Hurricane Sandy barreled into our neighborhoods almost eight years ago and killed 43 New Yorkers. Since then, we’ve gotten little more than studies and sandbags — far-flung promises of investments to come, and single-neighborhood proposals that were frankly insulting to seven-eighths of the city. New York City’s shoreline is made up primarily of low-income communities of color in the outer boroughs. Yet, little has changed since we raised this issue a year ago, when extreme heat and violent storms gave a one-two punch to our outdated, unprepared power grid. So what has our city accomplished to prepare for the next major hurricane? The answer is: very little outside of Manhattan.

One thing did change: our climate has actually gotten worse.
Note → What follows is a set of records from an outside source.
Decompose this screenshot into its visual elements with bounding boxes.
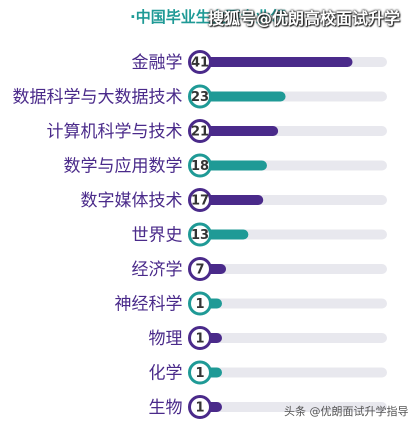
chart-title: ·中国毕业生主要专业领 bbox=[130, 6, 286, 27]
value-badge bbox=[188, 257, 212, 281]
overlay-watermark-text: 搜狐号@优朗高校面试升学 bbox=[208, 9, 401, 28]
bar-track bbox=[200, 333, 387, 343]
value-badge bbox=[188, 153, 212, 178]
category-label: 神经科学 bbox=[115, 295, 183, 315]
data-label: 13 bbox=[191, 228, 209, 243]
bar-track bbox=[200, 264, 387, 274]
value-badge bbox=[188, 360, 212, 385]
bar-track bbox=[200, 402, 387, 412]
bar bbox=[200, 126, 279, 136]
category-label: 经济学 bbox=[132, 260, 183, 280]
data-label: 7 bbox=[195, 263, 204, 278]
bar bbox=[200, 195, 264, 205]
category-label: 数学与应用数学 bbox=[64, 157, 183, 177]
title-bullet: · bbox=[130, 8, 136, 26]
chart-title-text: 中国毕业生主要专业领 bbox=[135, 8, 286, 26]
category-label: 世界史 bbox=[132, 226, 183, 246]
data-label: 18 bbox=[191, 159, 209, 174]
value-badge bbox=[188, 84, 212, 109]
category-label: 生物 bbox=[149, 398, 183, 418]
value-badge bbox=[188, 222, 212, 247]
data-label: 21 bbox=[191, 125, 209, 140]
bar bbox=[200, 57, 353, 67]
data-label: 17 bbox=[191, 194, 209, 209]
value-badge bbox=[188, 188, 212, 212]
category-label: 金融学 bbox=[132, 53, 183, 73]
value-badge bbox=[188, 50, 212, 74]
value-badge bbox=[188, 326, 212, 350]
footer-watermark: 头条 @优朗面试升学指导 bbox=[284, 405, 409, 418]
data-label: 1 bbox=[195, 297, 204, 312]
bar bbox=[200, 229, 249, 240]
data-label: 1 bbox=[195, 401, 204, 416]
bar-track bbox=[200, 367, 387, 378]
bar bbox=[200, 91, 286, 102]
data-label: 1 bbox=[195, 332, 204, 347]
data-label: 1 bbox=[195, 366, 204, 381]
category-label: 数字媒体技术 bbox=[81, 191, 183, 211]
category-label: 数据科学与大数据技术 bbox=[13, 88, 183, 108]
data-label: 23 bbox=[191, 90, 209, 105]
category-label: 物理 bbox=[149, 329, 183, 349]
bar-track bbox=[200, 298, 387, 309]
value-badge bbox=[188, 395, 212, 419]
value-badge bbox=[188, 119, 212, 143]
value-badge bbox=[188, 291, 212, 316]
data-label: 41 bbox=[191, 56, 209, 71]
bar bbox=[200, 160, 267, 171]
category-label: 计算机科学与技术 bbox=[47, 122, 183, 142]
category-label: 化学 bbox=[149, 364, 183, 384]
Our refusal to act in a meaningful way puts us closer to the worst projections for 2100, when New York City’s Panel on Climate Change projects that JFK Airport might be underwater and we will endure four times as many heat waves as we do now. There have been six named storms since mid-May, including Tropical Storm Fay, which pummeled the Big Apple earlier this month. This is well above the average for this point in the hurricane season.

Frankly, inaction over the last four years is a disservice to the estimated 366,000 New Yorkers which the Union of Concerned Scientists expects to be inundated by relentless flooding within 80 years. They represent a change in home ownership in which lenders demand more money upfront. Even banks realize climate change is a matter of when, not if. Rising seas, at their record rate, will displace whoever rising rents cannot.

This keeps us up at night, which is why we introduced legislation last year to create a five-borough resiliency plan. While the Army Corps of Engineers’ storm surge study was well intended, it was incredibly limited by the legislation that created it. Demands grew all over the city for a plan that truly assessed sea level rise, but didn’t prioritize one needs of one neighborhood over another. Our bill does that.

A five-borough resiliency plan can begin implementation as soon as the Council passes our bill. It would literally lay the foundation for a Green New Deal, provide thousands of sorely needed jobs and set us on course for a safer future. But we still need those federal dollars. Right now, the current U.S. Senate has essentially left New York state for dead — even though we pumped out more than $250 billion in federal tax revenue in 2018 (almost 19 percent of the national budget).

Manhattan may still be the economic engine that drives our city, but the fuel for that roaring engine lives in the outer boroughs. To lose New York City, the economic engine of the nation, would be to lose the nation itself. We need leaders who realize that and will act just as FDR did in the throes of the Great Depression. FDR used New York as the laboratory for the New Deal, and partnered with local leaders, because what works here can weather the worst storms anywhere else. Washington saw that same need for New York City in those dark days after 9/11, issuing bonds and sending relief when we were on the brink of collapse.

With COVID-19 still here and the worst of the climate crisis ahead, we need that kind of support again. Resilience in every borough is a strong place to start.

Costa Constantinides represents the 22nd City Council District, which includes the Queens neighborhoods of Astoria and Long Island City. Justin Brannan represents the 43rd City Council District, which covers the Brooklyn neighborhoods of Bay Ridge, Dyker Heights, Bensonhurst and Bath Beach.